Traders speculate on intervention as yen slumps, then rises
(Alliance News) - The yen raced above JPY150 on Friday, and was perilously close to hitting JPY152, as the currency continues to come under pressure as the Bank of Japan refuses to budge from its ultra-loose monetary policy.
However, it regained some poise as the evening dragged on, as currency traders mull whether there will be another forex intervention to prop up the yen.
While other central banks have opted to hike interest rates to fight soaring inflation, the BoJ views the current price increases as linked to exceptional events such as the war in Ukraine.
It has stuck with its ultra-loose monetary policy and resisted hiking rates, arguing that the world's third-largest economy has yet to reach the 2.0% inflation target it views as necessary to turbocharge growth.
Against the Japanese currency, the dollar advanced to JPY151.56 on Friday afternoon in London from JPY149.88 on Thursday - hitting prices it has not seen since early 1990.
Oanda analyst Craig Erlam said: "The Bank of Japan was active again overnight as it sought to stop the yield on the 10-year JGB from breaking above its 0.25% upper band.
"This is the second day it has conducted unscheduled purchases in response to market pressures, piling further misery on the yen which has smashed through 150 against the dollar. There's still no intervention though from the Ministry of Finance though despite more warnings overnight."
Adding further pressure, Japan's core consumer prices rose 3.0% in September on-year, the government said Friday, the highest level since 2014 as the falling yen and rising energy costs hit households hard.
The data, which excludes volatile fresh food prices, brings inflation well above the Bank of Japan's long-term 2.0% goal.
But excluding energy prices, the figure stood at only 1.8%, bolstering the central bank's argument that current increases do not yet meet its standard for sustained price growth.

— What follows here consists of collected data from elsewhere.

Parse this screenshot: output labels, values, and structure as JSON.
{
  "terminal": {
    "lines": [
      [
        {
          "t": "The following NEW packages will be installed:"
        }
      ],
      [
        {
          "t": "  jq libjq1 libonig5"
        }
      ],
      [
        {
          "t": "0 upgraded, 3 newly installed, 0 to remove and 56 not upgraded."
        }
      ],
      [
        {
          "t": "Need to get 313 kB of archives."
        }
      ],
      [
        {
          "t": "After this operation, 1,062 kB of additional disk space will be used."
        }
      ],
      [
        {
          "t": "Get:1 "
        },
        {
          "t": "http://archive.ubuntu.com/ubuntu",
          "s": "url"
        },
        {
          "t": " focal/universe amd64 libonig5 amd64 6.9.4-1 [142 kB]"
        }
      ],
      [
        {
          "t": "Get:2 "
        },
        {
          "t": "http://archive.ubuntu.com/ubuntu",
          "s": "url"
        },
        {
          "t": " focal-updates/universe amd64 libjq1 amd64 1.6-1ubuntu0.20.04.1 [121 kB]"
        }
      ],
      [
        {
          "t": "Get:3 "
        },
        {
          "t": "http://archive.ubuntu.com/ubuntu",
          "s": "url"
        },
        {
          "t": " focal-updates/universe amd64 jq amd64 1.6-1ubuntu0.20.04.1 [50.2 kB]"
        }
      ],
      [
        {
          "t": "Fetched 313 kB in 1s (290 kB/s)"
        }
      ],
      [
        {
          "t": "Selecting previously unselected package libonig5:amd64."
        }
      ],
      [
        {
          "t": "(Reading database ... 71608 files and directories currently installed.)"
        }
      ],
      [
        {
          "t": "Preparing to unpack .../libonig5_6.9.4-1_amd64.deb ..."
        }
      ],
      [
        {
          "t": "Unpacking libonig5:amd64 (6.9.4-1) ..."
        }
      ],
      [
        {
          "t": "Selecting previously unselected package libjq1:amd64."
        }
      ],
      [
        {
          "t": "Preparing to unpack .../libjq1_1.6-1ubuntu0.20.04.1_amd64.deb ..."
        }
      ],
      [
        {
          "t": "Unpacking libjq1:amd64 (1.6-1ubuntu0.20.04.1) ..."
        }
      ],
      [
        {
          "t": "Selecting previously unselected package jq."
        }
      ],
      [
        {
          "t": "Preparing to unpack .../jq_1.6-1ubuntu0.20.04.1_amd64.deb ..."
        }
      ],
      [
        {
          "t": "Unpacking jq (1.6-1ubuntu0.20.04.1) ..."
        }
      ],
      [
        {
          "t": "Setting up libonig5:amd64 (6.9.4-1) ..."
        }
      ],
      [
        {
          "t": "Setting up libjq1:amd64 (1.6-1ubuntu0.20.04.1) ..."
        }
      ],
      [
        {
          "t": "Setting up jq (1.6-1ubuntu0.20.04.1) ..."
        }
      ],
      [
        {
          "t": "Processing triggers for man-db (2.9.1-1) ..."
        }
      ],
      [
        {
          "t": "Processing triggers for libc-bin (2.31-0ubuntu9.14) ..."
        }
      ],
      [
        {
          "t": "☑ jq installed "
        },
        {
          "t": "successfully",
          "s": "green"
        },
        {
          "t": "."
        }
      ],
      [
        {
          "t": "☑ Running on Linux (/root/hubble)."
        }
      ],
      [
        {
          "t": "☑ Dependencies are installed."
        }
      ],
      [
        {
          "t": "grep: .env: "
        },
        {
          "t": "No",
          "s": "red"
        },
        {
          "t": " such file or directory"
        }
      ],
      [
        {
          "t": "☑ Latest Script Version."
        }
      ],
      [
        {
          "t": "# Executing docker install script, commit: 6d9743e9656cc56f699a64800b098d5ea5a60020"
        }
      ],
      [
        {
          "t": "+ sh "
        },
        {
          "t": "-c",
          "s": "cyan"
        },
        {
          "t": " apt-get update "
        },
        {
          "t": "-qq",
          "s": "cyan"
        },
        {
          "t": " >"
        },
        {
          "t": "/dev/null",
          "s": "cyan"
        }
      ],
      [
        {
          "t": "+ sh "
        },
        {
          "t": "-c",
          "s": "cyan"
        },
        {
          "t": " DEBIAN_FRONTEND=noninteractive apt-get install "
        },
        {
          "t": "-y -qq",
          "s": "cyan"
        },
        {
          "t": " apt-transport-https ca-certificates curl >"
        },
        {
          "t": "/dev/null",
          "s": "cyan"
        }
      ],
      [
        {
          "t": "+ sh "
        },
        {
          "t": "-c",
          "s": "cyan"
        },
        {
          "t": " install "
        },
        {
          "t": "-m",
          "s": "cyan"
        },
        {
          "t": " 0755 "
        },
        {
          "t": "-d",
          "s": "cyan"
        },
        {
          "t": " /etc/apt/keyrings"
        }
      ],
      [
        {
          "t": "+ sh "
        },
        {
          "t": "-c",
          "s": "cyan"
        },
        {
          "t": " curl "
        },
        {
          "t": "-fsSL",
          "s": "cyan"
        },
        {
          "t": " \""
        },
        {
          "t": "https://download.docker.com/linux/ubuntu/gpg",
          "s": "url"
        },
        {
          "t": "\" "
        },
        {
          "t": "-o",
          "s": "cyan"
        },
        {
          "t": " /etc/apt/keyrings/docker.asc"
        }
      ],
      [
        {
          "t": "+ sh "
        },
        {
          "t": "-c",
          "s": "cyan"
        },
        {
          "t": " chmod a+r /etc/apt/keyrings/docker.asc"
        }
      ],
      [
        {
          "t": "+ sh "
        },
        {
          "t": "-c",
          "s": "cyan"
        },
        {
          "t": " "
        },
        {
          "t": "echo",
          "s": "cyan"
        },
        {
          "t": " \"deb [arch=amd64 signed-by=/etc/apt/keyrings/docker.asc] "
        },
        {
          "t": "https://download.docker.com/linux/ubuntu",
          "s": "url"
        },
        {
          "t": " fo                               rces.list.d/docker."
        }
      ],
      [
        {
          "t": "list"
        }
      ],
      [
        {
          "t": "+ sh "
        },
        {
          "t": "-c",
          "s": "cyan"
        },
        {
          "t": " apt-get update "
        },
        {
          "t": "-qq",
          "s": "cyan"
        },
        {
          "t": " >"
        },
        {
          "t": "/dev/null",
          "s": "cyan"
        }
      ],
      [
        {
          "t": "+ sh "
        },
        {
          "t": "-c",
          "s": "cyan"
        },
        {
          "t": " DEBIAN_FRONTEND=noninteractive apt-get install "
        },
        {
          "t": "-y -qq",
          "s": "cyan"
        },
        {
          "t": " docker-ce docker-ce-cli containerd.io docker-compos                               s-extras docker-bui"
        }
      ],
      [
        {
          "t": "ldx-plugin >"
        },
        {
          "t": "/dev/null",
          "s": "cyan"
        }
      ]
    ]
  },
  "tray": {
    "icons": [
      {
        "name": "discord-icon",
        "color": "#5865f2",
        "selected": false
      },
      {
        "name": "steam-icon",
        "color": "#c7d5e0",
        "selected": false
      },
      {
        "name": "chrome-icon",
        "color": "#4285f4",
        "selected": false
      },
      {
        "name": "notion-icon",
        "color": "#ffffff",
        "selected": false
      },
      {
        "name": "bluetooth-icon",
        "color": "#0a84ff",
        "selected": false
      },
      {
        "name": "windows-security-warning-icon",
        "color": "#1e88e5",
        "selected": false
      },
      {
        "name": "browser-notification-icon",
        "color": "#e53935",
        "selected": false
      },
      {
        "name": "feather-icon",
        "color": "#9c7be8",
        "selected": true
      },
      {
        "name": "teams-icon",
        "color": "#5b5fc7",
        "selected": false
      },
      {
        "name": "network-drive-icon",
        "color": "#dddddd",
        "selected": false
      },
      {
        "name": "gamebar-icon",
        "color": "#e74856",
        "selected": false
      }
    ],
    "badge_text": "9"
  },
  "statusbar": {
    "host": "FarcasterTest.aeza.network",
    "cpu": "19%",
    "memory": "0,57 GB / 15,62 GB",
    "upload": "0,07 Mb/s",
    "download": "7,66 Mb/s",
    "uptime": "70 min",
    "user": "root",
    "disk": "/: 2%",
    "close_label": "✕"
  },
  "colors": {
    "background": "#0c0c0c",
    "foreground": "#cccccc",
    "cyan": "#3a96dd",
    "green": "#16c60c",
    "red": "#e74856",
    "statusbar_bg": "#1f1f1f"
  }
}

Fawad Razaqzada, market analyst at City Index and FOREX.com, said: "The USD/JPY is finding continued buying pressure on any dips because of the big divergence in US and Japanese monetary policies. The Fed is hiking and aggressively so, while the BoJ has remained the only major central bank not to drop its ultra loose monetary policy despite the global inflation upsurge. For the USD/JPY to go down, the BoJ will have to change tack. Otherwise, the buying pressure should keep the downside very limited in this macro environment.
"The Japanese government can burn all the dollar reserves it has but buying the yen will only be a temporary fix. Every time it has stepped in, the USD/JPY has repeatedly resumed its bullish trend after bouts of JPY strength quickly fizzled out."
The government has previously said it is monitoring the situation as a matter of urgency.
"It seems the urgency with which they're monitoring the situation isn't in fact that urgent at all," Oanda's Erlam said.
"Although considering how ineffective the last intervention was, they may be wondering what exactly the correct policy response is. Sitting and waiting for the dollar to fall isn't working either though. And it seems the BoJ is in no mood to tweak its yield curve control targets, despite inflation remaining at 3% and core rising to 1.8%."
Razaqzada said the BoJ is letting the yen to devalue by keeping its yield curve control in place.
"It does so by purchasing JGBs with huge amounts of freshly printed yen. In effect, it is supplying the yen that the government is trying to soak up from the market. Hardly surprising then that the government’s interventions have proved to be futile," he added.
As the US session dragged, the yen was fighting back. It was quoted around JPY147 about 1800 BST.
Saverio Berlinzani, senior analyst at ActivTrades, said the push back has come due to a probable intervention by the BoJ - but stressed neither the central bank or government have officially confirmed yet.
"It is clear that without support it would have been almost impossible to witness such a movement. The BoJ wants to halt a too rapid descent of the local currency, and the intervention takes place on the day in which from the opening of 150 it had risen over 1%, forcing the monetary authorities to intervene. At this point, expect statements to curb further falls in the currency."
The Bank of Japan will review its interest rates on Friday.